The Gulf countries too have indulged India. They are its lifeblood as far as dollar remittances are concerned. If the US contributed $11.7 billion in remittances under Prime Minister Modi’s watch in 2017, the UAE’s contribution alone was $13.8bn. Saudi Arabia, Kuwait and Qatar are equally critical sources of India’s dollar influx. And they have been generally nice and generous with India. Abu Dhabi gave away land for a Hindu temple to be constructed. And every country has put up with daily insults and threats meted out to Indian Muslims, in Srinagar or in Delhi or Lucknow, and now Kanpur.
This time, Qatar summoned India’s ambassador in Doha and Kuwait summoned the one in Kuwait City. They demanded a ‘public apology’ from New Delhi for the comments that were seen as Islamophobic. Iran too conveyed its concerns and Saudi Arabia was not far behind.

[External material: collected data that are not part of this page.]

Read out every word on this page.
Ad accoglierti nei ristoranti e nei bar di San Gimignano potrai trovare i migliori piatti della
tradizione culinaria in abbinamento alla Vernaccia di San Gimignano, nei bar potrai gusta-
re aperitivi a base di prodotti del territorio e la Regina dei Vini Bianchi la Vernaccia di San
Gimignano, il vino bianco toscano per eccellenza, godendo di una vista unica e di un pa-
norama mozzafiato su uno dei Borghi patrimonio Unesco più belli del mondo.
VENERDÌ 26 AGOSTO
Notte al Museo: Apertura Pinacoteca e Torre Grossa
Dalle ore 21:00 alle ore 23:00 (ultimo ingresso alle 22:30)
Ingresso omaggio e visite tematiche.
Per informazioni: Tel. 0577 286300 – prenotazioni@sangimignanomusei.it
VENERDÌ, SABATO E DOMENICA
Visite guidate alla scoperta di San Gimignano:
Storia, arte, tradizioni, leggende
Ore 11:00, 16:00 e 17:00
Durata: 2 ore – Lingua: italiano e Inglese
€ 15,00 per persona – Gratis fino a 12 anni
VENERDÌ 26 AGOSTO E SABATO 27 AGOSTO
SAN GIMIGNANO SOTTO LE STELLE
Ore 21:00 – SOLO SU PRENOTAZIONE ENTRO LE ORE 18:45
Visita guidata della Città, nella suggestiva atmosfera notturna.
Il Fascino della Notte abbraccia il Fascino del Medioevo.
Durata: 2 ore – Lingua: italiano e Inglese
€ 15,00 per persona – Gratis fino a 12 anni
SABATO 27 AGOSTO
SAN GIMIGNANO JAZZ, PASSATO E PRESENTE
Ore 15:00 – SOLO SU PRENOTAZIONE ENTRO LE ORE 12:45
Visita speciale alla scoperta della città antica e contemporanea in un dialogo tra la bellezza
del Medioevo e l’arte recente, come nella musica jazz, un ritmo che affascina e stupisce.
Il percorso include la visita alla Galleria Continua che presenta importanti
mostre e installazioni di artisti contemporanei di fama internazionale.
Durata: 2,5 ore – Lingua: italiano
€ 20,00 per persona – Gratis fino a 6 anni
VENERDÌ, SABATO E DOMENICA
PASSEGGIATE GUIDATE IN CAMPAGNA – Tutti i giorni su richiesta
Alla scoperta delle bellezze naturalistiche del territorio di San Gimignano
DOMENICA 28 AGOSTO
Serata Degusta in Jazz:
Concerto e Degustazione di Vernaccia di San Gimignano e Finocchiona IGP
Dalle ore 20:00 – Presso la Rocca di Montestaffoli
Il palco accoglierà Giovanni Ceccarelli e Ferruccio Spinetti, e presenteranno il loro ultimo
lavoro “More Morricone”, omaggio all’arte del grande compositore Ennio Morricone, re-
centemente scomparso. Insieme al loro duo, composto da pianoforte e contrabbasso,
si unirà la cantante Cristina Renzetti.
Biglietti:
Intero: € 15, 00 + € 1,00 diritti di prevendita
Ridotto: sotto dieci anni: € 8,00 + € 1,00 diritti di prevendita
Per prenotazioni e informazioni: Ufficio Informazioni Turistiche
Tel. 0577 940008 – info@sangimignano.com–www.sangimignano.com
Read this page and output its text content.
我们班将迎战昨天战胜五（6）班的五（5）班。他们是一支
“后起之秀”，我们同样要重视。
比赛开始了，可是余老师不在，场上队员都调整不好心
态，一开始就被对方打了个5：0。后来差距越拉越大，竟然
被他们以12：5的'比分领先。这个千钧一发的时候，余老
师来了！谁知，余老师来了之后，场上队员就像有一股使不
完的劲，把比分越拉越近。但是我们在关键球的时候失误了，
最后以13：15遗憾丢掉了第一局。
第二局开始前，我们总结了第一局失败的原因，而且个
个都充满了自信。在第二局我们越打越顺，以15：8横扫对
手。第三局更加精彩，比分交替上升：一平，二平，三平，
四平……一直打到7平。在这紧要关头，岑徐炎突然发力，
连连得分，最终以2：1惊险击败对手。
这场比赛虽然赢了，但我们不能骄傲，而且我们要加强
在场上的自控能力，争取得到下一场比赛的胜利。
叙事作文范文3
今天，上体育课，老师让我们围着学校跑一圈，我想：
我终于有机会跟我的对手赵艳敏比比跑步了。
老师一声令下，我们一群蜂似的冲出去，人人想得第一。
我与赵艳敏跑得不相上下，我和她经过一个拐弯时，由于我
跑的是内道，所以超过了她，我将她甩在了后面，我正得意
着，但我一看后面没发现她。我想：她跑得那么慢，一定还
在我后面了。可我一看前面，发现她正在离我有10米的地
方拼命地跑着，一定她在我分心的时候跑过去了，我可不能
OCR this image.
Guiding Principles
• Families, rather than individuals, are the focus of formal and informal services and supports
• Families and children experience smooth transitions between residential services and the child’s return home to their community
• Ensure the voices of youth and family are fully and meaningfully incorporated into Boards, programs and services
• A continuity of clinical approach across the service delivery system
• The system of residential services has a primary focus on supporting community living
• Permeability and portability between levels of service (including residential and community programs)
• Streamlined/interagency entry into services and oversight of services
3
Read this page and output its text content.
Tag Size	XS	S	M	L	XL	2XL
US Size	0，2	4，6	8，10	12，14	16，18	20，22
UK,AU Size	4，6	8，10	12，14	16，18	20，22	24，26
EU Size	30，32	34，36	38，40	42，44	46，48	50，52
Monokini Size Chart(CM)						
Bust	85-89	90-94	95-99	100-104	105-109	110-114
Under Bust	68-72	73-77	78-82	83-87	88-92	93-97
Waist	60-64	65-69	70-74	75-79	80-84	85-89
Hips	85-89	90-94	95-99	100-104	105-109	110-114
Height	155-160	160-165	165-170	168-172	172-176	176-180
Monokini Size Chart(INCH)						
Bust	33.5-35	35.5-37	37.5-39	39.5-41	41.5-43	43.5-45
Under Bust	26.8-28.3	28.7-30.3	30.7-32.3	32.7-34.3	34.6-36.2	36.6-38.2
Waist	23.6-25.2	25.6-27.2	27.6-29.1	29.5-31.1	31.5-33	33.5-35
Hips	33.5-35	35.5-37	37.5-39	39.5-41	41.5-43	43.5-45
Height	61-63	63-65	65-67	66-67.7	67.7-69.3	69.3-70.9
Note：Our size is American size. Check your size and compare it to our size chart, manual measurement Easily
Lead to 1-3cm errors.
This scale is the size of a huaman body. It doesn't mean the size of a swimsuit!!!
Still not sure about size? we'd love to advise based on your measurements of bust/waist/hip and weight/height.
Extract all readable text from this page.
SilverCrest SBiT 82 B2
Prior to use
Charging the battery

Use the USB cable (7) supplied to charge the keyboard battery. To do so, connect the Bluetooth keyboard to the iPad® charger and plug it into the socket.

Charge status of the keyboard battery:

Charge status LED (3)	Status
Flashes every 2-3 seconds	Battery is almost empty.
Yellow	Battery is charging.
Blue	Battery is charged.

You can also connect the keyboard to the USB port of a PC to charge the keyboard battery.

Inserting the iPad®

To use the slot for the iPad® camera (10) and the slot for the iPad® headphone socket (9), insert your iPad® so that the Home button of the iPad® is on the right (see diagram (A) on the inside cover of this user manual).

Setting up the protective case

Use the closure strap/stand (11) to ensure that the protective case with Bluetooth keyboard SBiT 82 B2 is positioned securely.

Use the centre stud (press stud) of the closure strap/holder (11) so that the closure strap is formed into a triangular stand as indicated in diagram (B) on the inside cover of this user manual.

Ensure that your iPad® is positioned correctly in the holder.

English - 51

The controversy erupted as India’s Vice President Venkaiah Naidu was to begin his official visit to Doha, part of a three-nation tour. The Iranian protest came three days before the Iranian Foreign Minister Hossein Amir-Abdollahian will be going for his first visit to Delhi.
The 57-nation Organisation of Islamic Cooperation issued a “strong condemnation” of what it called “abuses by an official of the ruling party of India”, linking the comments to previous steps to ban the hijab at educational institutions in certain Indian states, perennial violence against minorities, and demolitions of their property.
In a withering comment on Twitter, Qatar’s assistant foreign minister and spokesperson Lolwah Alkhater noted that “Islamophobic discourse has reached dangerous levels in a country long known for its diversity and coexistence”. He said unless the government of India “officially and systemically” confronts hate speech, it would be considered a “deliberate insult” against 2bn Muslims worldwide.
Mr Naidu had to cancel his press conference in Doha. Dixit would have perhaps scowled and pouted again. But who were the hoodlums he had in mind?